The OIG wants to have the results of both completed within the next three months.
“We’re trying to get the [NVFEL] project out by the beginning of February, and the [rulemaking inquiry] completed probably in February as well,” an EPA official familiar with the probes told FreightWaves on Dec. 11. “During the holidays it can get difficult trying to pin down employees and others that we need to speak with and gather documentation, so we can’t provide specific dates, but February is a safe bet.”
Depending on how they shake out, the results of the inquiries could be pivotal in determining the extent to which glider kits are federally regulated, with millions of dollars in profits and investments on the line for glider kit manufacturers as well as the thousands of independent trucking operators that plan to purchase them.
Glider kits – remanufactured engines combined with new cabs and chassis frames – can be 25% less expensive than new truck cabs, which can cost up to $200,000 or more. The kits allow independent fleet operators to better manage their operating costs as they compete for freight.
The Republican-backed audit request, led by Arizona Congressman Andy Biggs and others, asserts that NVFEL published an anti-glider study just four days after the EPA, under then-Administrator Scott Pruitt, officially proposed repeal of glider emissions standards on Nov. 16, 2017.
In addition, “it turns out that Volvo, which had previously supported efforts to increase glider regulations, began secretly working with the NVFEL in September of 2017 to conduct this study,” Biggs asserted in a hearing on Capitol Hill that he chaired on Sept. 13.
“The NVFEL only consulted with Volvo and failed to reach out to glider manufacturers for the study,” Biggs said. “Furthermore, the NVFEL based its results on a small and inadequate sample size, only testing two glider trucks that were provided by Volvo.
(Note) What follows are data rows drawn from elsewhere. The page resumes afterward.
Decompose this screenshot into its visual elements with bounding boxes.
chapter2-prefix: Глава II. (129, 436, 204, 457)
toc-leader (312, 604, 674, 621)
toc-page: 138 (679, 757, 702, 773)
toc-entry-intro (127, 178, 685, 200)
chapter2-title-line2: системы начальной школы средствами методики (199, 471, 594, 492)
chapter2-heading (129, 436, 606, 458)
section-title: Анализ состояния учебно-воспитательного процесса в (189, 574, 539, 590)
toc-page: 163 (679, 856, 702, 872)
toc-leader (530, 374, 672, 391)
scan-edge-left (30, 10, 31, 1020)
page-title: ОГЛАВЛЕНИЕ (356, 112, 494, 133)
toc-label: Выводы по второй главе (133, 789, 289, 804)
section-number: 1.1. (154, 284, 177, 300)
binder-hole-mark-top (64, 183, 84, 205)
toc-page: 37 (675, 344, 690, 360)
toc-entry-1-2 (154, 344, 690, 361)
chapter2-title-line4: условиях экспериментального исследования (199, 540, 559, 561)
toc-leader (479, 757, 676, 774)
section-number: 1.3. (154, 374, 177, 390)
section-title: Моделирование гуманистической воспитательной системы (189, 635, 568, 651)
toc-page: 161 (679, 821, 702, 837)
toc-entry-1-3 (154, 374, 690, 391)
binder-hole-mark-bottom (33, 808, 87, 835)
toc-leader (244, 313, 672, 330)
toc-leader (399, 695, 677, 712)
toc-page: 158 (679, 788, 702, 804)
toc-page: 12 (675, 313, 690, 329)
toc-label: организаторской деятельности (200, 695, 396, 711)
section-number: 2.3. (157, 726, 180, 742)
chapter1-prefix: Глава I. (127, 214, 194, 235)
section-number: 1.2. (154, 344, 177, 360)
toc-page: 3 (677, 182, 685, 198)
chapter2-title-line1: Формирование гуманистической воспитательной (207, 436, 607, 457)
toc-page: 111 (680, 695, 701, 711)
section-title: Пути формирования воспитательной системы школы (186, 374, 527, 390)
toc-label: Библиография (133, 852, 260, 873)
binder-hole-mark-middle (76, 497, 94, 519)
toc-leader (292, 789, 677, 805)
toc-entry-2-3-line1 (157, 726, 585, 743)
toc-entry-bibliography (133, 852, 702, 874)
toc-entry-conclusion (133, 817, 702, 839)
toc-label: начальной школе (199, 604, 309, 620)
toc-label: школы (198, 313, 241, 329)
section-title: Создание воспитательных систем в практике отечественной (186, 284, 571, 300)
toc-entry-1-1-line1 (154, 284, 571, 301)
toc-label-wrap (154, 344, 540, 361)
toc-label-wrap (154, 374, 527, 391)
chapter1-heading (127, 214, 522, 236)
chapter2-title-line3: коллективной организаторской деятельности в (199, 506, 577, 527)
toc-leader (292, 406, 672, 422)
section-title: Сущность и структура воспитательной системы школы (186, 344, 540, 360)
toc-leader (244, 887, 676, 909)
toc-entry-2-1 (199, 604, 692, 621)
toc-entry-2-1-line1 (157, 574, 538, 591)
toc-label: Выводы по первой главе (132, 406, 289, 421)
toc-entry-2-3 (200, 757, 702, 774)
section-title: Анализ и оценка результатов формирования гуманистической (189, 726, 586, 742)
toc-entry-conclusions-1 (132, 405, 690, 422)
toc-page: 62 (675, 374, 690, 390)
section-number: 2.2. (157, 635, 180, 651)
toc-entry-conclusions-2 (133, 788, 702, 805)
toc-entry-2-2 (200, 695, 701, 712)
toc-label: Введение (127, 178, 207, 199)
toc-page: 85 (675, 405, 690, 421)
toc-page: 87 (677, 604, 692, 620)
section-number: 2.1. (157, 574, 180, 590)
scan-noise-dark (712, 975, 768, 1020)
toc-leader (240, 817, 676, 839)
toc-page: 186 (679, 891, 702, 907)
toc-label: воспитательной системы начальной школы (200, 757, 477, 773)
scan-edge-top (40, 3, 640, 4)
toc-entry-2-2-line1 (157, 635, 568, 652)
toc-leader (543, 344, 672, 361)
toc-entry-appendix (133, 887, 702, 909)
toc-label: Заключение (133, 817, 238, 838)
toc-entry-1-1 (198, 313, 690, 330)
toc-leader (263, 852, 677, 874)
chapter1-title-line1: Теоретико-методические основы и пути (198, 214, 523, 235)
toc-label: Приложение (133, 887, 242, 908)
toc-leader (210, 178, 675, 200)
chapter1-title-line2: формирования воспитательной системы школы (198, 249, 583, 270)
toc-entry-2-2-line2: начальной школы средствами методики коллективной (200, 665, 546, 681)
These facts call into question the integrity of the study.”
Biggs added that if there is no repeal of the 2016 rule – which has yet to be submitted to the Office of Management and Budget for final review – “then we are setting a precedent for issuing harmful regulations without any proper scientific foundation.”
Countering Bigg’s assertions, Delaware Sen. Tom Carper and fellow Democrat Tom Udall of New Mexico have reason to believe EPA’s decision “to exempt manufacturers of the dirtiest trucks on the road from the Clean Air Act’s public health protections disregarded the health and economic effects and violated requirements of the rulemaking process,” they claimed in a joint statement on Dec. 4.
Carper and Udall have specifically asked the OIG to expand the scope of an ongoing review of Pruitt’s repeal proposal to include an investigation into a pro-glider vehicle study by Tennessee Technological University that Pruitt used to support deregulating glider vehicles – the results of which Tennessee Tech has since acknowledged were not accurate.
Carper and Udall also wants EPA’s overseers to check into “last minute changes” made to Pruitt’s exemption proposal that they claim were “purposefully designed to avoid legally required health and economic analyses,” as well as into a decision by Pruitt on the day he resigned from the agency that the glider truck industry would be exempt from current emissions requirements through 2019, a decision subsequently reversed by Pruitt’s replacement, Acting EPA Administrator Andrew Wheeler.